The Minnesota Management and Budget Office will release the perennial November Forecast for the first time ever since its the creation, this week Thursday. In June 2008, the Minnesota Department of Finance was combined with the Minnesota Department of Employee Relations (DOER); in a cost saving measure. The new Department is served by one Commissioner, Tom Hanson, a Governor Tim Pawlenty appointee, and is under one central mission:
“Our mission is to increase state government’s capacity to manage and utilize financial, human, information and analytical resources in order to provide exceptional service and value for Minnesota’s citizens.”
Regardless, of the name of the Department the economic news is likely to show a widening projected deficit. Current conjecture puts the state deficit for fiscal years 2010-2011, which begins July 1, 2009, somewhere between $1-$5 billion dollars short.

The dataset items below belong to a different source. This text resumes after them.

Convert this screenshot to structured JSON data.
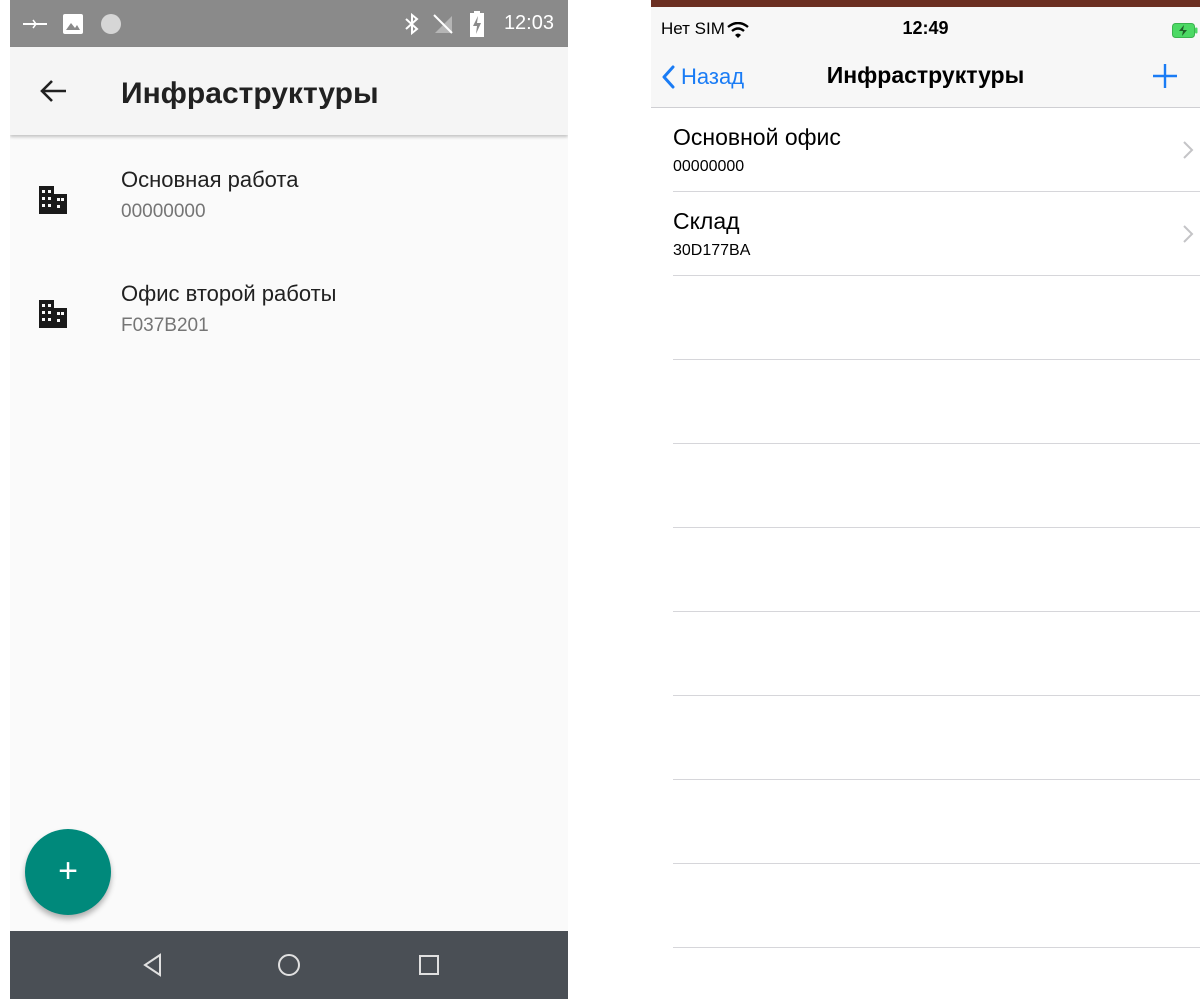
{
  "android": {
    "status_time": "12:03",
    "title": "Инфраструктуры",
    "items": [
      {
        "name": "Основная работа",
        "code": "00000000"
      },
      {
        "name": "Офис второй работы",
        "code": "F037B201"
      }
    ],
    "fab_label": "+",
    "accent": "#00897b"
  },
  "ios": {
    "carrier": "Нет SIM",
    "time": "12:49",
    "back_label": "Назад",
    "title": "Инфраструктуры",
    "rows": [
      {
        "name": "Основной офис",
        "code": "00000000"
      },
      {
        "name": "Склад",
        "code": "30D177BA"
      }
    ],
    "tint": "#1a7cf5"
  }
}
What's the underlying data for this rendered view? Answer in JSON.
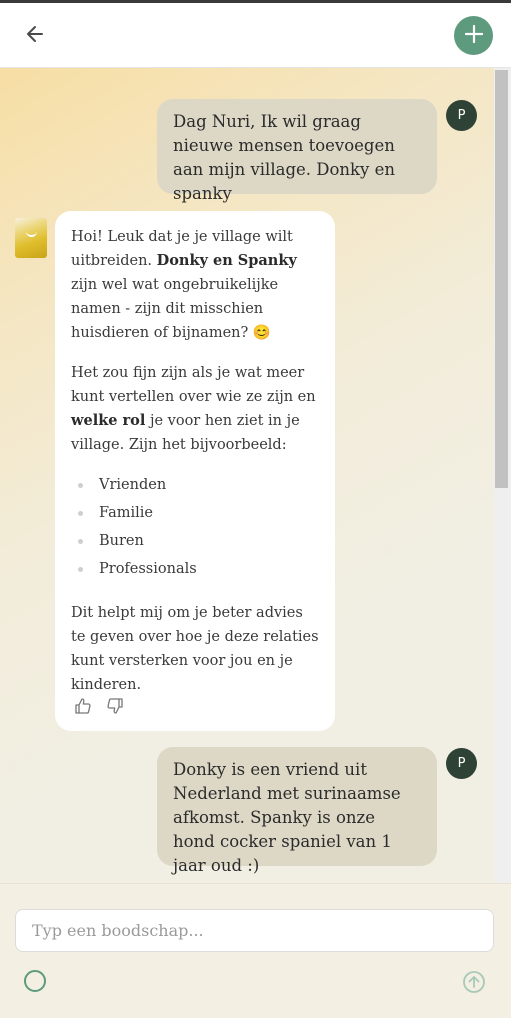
{
  "header": {
    "back_icon": "arrow-left-icon",
    "add_icon": "plus-icon"
  },
  "messages": [
    {
      "role": "user",
      "avatar_initial": "P",
      "text": "Dag Nuri, Ik wil graag nieuwe mensen toevoegen aan mijn village. Donky en spanky"
    },
    {
      "role": "assistant",
      "p1_a": "Hoi! Leuk dat je je village wilt uitbreiden. ",
      "p1_b": "Donky en Spanky",
      "p1_c": " zijn wel wat ongebruikelijke namen - zijn dit misschien huisdieren of bijnamen? 😊",
      "p2_a": "Het zou fijn zijn als je wat meer kunt vertellen over wie ze zijn en ",
      "p2_b": "welke rol",
      "p2_c": " je voor hen ziet in je village. Zijn het bijvoorbeeld:",
      "list": [
        "Vrienden",
        "Familie",
        "Buren",
        "Professionals"
      ],
      "p3": "Dit helpt mij om je beter advies te geven over hoe je deze relaties kunt versterken voor jou en je kinderen."
    },
    {
      "role": "user",
      "avatar_initial": "P",
      "text": "Donky is een vriend uit Nederland met surinaamse afkomst. Spanky is onze hond cocker spaniel van 1 jaar oud :)"
    }
  ],
  "composer": {
    "placeholder": "Typ een boodschap...",
    "value": ""
  },
  "colors": {
    "accent": "#5e9a7e",
    "user_avatar": "#2e4336",
    "user_bubble": "#ddd8c6"
  }
}
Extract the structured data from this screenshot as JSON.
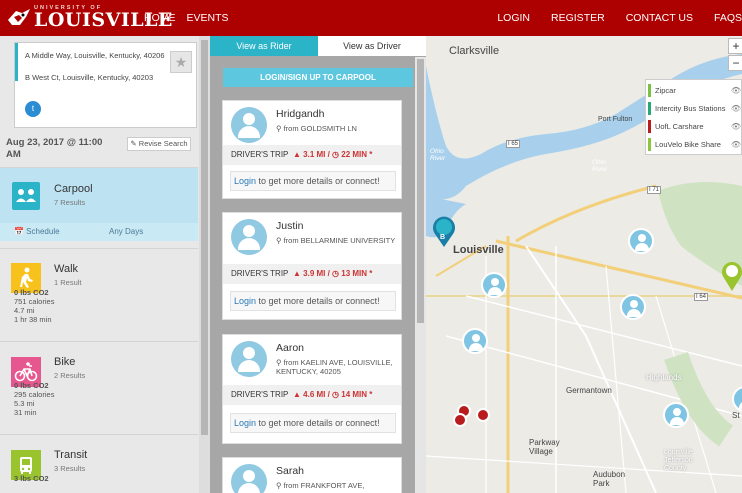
{
  "nav": {
    "logo_small": "UNIVERSITY OF",
    "logo_big": "LOUISVILLE",
    "left": [
      "HOME",
      "EVENTS"
    ],
    "right": [
      "LOGIN",
      "REGISTER",
      "CONTACT US",
      "FAQS"
    ]
  },
  "search": {
    "origin": "A  Middle Way, Louisville, Kentucky, 40206",
    "destination": "B  West Ct, Louisville, Kentucky, 40203",
    "star": "★",
    "twitter": "t",
    "date": "Aug 23, 2017 @ 11:00 AM",
    "revise": "✎ Revise Search"
  },
  "modes": {
    "carpool": {
      "title": "Carpool",
      "sub": "7 Results",
      "schedule": "📅 Schedule",
      "days": "Any Days"
    },
    "walk": {
      "title": "Walk",
      "sub": "1 Result",
      "stats": [
        "0 lbs CO2",
        "751 calories",
        "4.7 mi",
        "1 hr 38 min"
      ]
    },
    "bike": {
      "title": "Bike",
      "sub": "2 Results",
      "stats": [
        "0 lbs CO2",
        "295 calories",
        "5.3 mi",
        "31 min"
      ]
    },
    "transit": {
      "title": "Transit",
      "sub": "3 Results",
      "stats": [
        "3 lbs CO2"
      ]
    }
  },
  "middle": {
    "tab_rider": "View as Rider",
    "tab_driver": "View as Driver",
    "login_button": "LOGIN/SIGN UP TO CARPOOL",
    "trip_label": "DRIVER'S TRIP",
    "login_link": "Login",
    "login_msg": " to get more details or connect!",
    "cards": [
      {
        "name": "Hridgandh",
        "from": "⚲ from GOLDSMITH LN",
        "dist": "▲ 3.1 MI / ◷ 22 MIN *"
      },
      {
        "name": "Justin",
        "from": "⚲ from BELLARMINE UNIVERSITY",
        "dist": "▲ 3.9 MI / ◷ 13 MIN *"
      },
      {
        "name": "Aaron",
        "from": "⚲ from KAELIN AVE, LOUISVILLE, KENTUCKY, 40205",
        "dist": "▲ 4.6 MI / ◷ 14 MIN *"
      },
      {
        "name": "Sarah",
        "from": "⚲ from FRANKFORT AVE,"
      }
    ]
  },
  "map": {
    "labels": [
      "Clarksville",
      "Louisville",
      "Germantown",
      "Parkway Village",
      "Audubon Park",
      "Highlands",
      "Ohio River",
      "Ohio River",
      "Port Fulton",
      "Louisville Jefferson County",
      "St",
      "I 65",
      "I 64",
      "I 71"
    ],
    "zoom_in": "+",
    "zoom_out": "−",
    "pin_b": "B",
    "layers": [
      {
        "name": "Zipcar",
        "color": "#7dc143"
      },
      {
        "name": "Intercity Bus Stations",
        "color": "#27a878"
      },
      {
        "name": "UofL Carshare",
        "color": "#b81c1c"
      },
      {
        "name": "LouVelo Bike Share",
        "color": "#8cc63f"
      }
    ],
    "eye": "👁"
  }
}
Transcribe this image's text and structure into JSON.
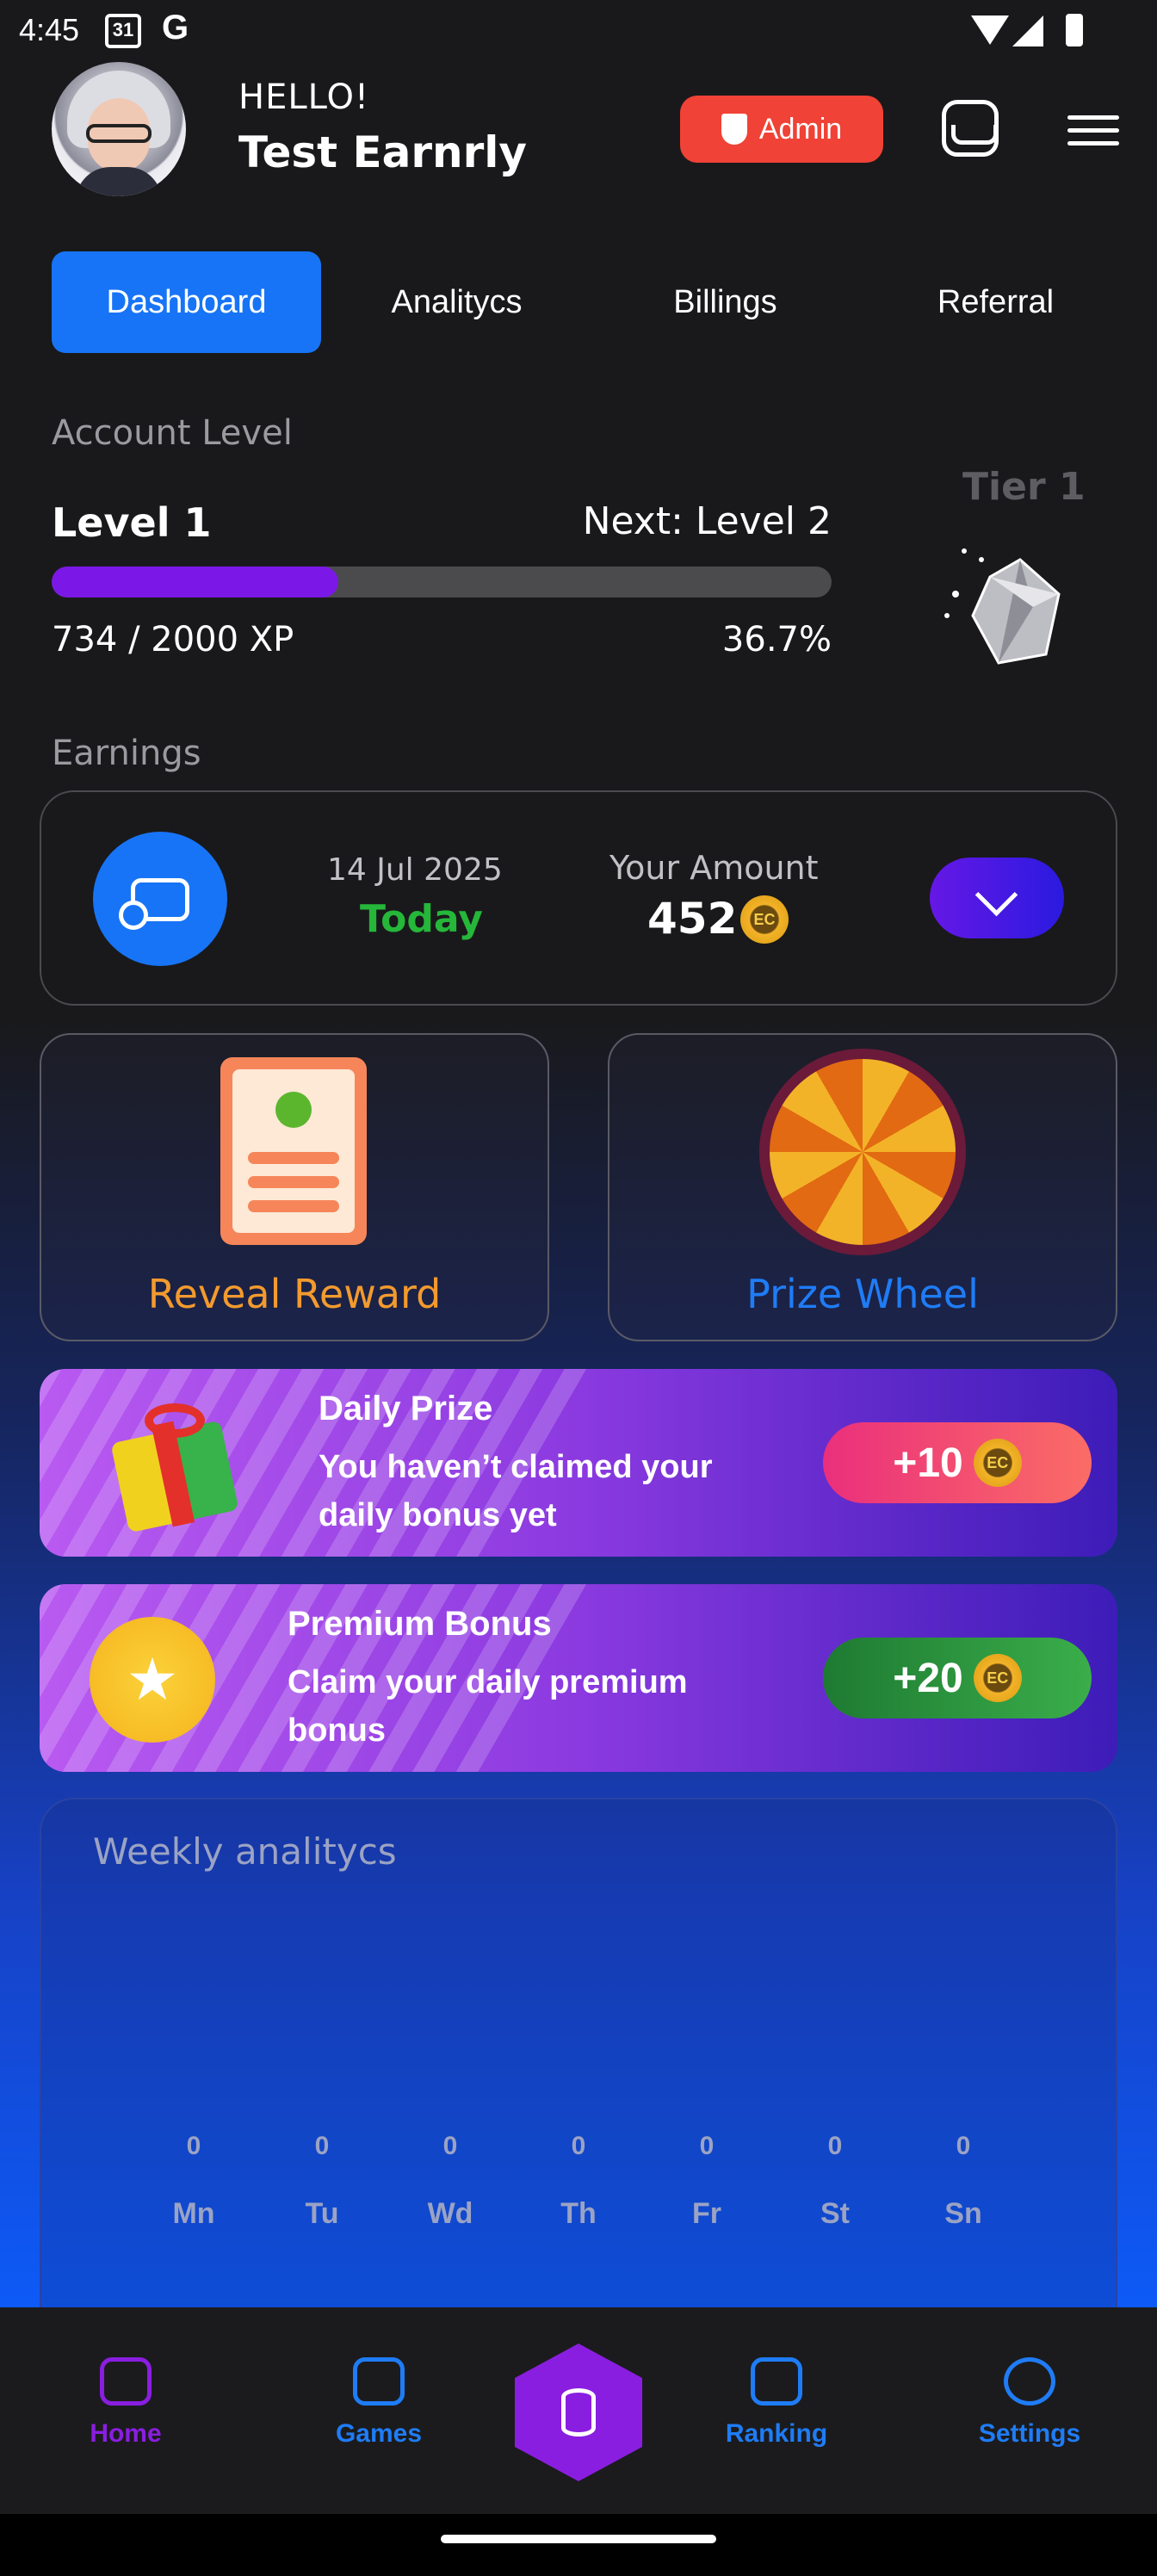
{
  "status_bar": {
    "time": "4:45",
    "calendar_day": "31",
    "google": "G"
  },
  "header": {
    "greeting": "HELLO!",
    "user_name": "Test Earnrly",
    "admin_label": "Admin"
  },
  "tabs": [
    {
      "label": "Dashboard",
      "active": true
    },
    {
      "label": "Analitycs",
      "active": false
    },
    {
      "label": "Billings",
      "active": false
    },
    {
      "label": "Referral",
      "active": false
    }
  ],
  "account_level": {
    "section_title": "Account Level",
    "level": "Level 1",
    "next_level": "Next: Level 2",
    "xp_text": "734 / 2000 XP",
    "percent_text": "36.7%",
    "progress_fraction": 0.367,
    "tier": "Tier 1"
  },
  "earnings": {
    "section_title": "Earnings",
    "date": "14 Jul 2025",
    "day_label": "Today",
    "amount_label": "Your Amount",
    "amount": "452",
    "coin_label": "EC"
  },
  "reward_cards": {
    "reveal": "Reveal Reward",
    "wheel": "Prize Wheel"
  },
  "daily_prize": {
    "title": "Daily Prize",
    "line1": "You haven’t claimed your",
    "line2": "daily bonus yet",
    "reward": "+10",
    "coin_label": "EC"
  },
  "premium_bonus": {
    "title": "Premium Bonus",
    "line1": "Claim your daily premium",
    "line2": "bonus",
    "reward": "+20",
    "coin_label": "EC"
  },
  "weekly": {
    "title": "Weekly analitycs",
    "days": [
      "Mn",
      "Tu",
      "Wd",
      "Th",
      "Fr",
      "St",
      "Sn"
    ],
    "values": [
      "0",
      "0",
      "0",
      "0",
      "0",
      "0",
      "0"
    ]
  },
  "nav": {
    "home": "Home",
    "games": "Games",
    "ranking": "Ranking",
    "settings": "Settings"
  },
  "colors": {
    "accent_blue": "#1774f6",
    "purple": "#7b18e7",
    "admin_red": "#f04236",
    "today_green": "#25b63a",
    "orange_text": "#f39a2e",
    "nav_purple": "#8a1ee0"
  }
}
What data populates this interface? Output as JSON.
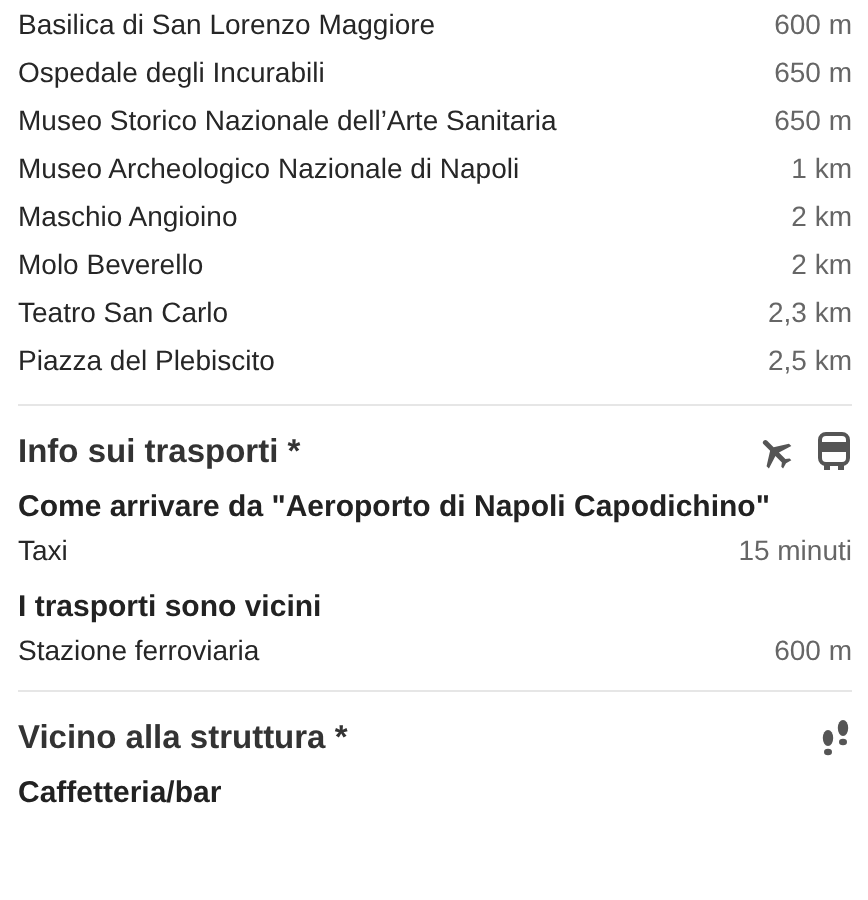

The 2008 February Forecast called for projected spending to outstrip projected revenues by a deficit of $1.086 billion and adjusting for inflation, which the current formula doesn’t do, it actually adds another $1.04 billion to the deficit. The previous forecast cited declines in individual income tax revenues, corporate tax revenues, and contracting sales tax revenue. These trends undoubtedly will re-surface and continue exacerbate Minnesota’s budget outlook. The big question is how much?
After the new numbers emerge the Governor is required to deliver a budget to the legislature before the end of January in each odd numbered year. It is important to remember the Governor’s budget is only a recommendation but practically speaking it represents the typical starting point from which the legislature starts the budget process. Also important to note that Minnesota law does not explicitly require a balanced budget rather, it derives from the limits on borrowing contained in the constitution. The state may issue debt only for specified purposes. Borrowing money to pay for a deficit at the end of the biennium is not one of these purposes. Thus the budget must be in balance at the end of the biennium Minn. Const. art. XI, sec 5.
A growing list of legislative priorities such has Education, Energy, Environment, Health Care, Housing, Human Services, Transportation, and many others combined with decreasing financial means may prompt a very divisive and politically charged legislative session. Suffice to say the newly increased Democratic majorities in both bodies of legislature will certainly have their own agenda; juxtapose that with Republican Governor Tim Pawlenty’s prerogatives and they certainly will have their (budget) work cut out for them this year.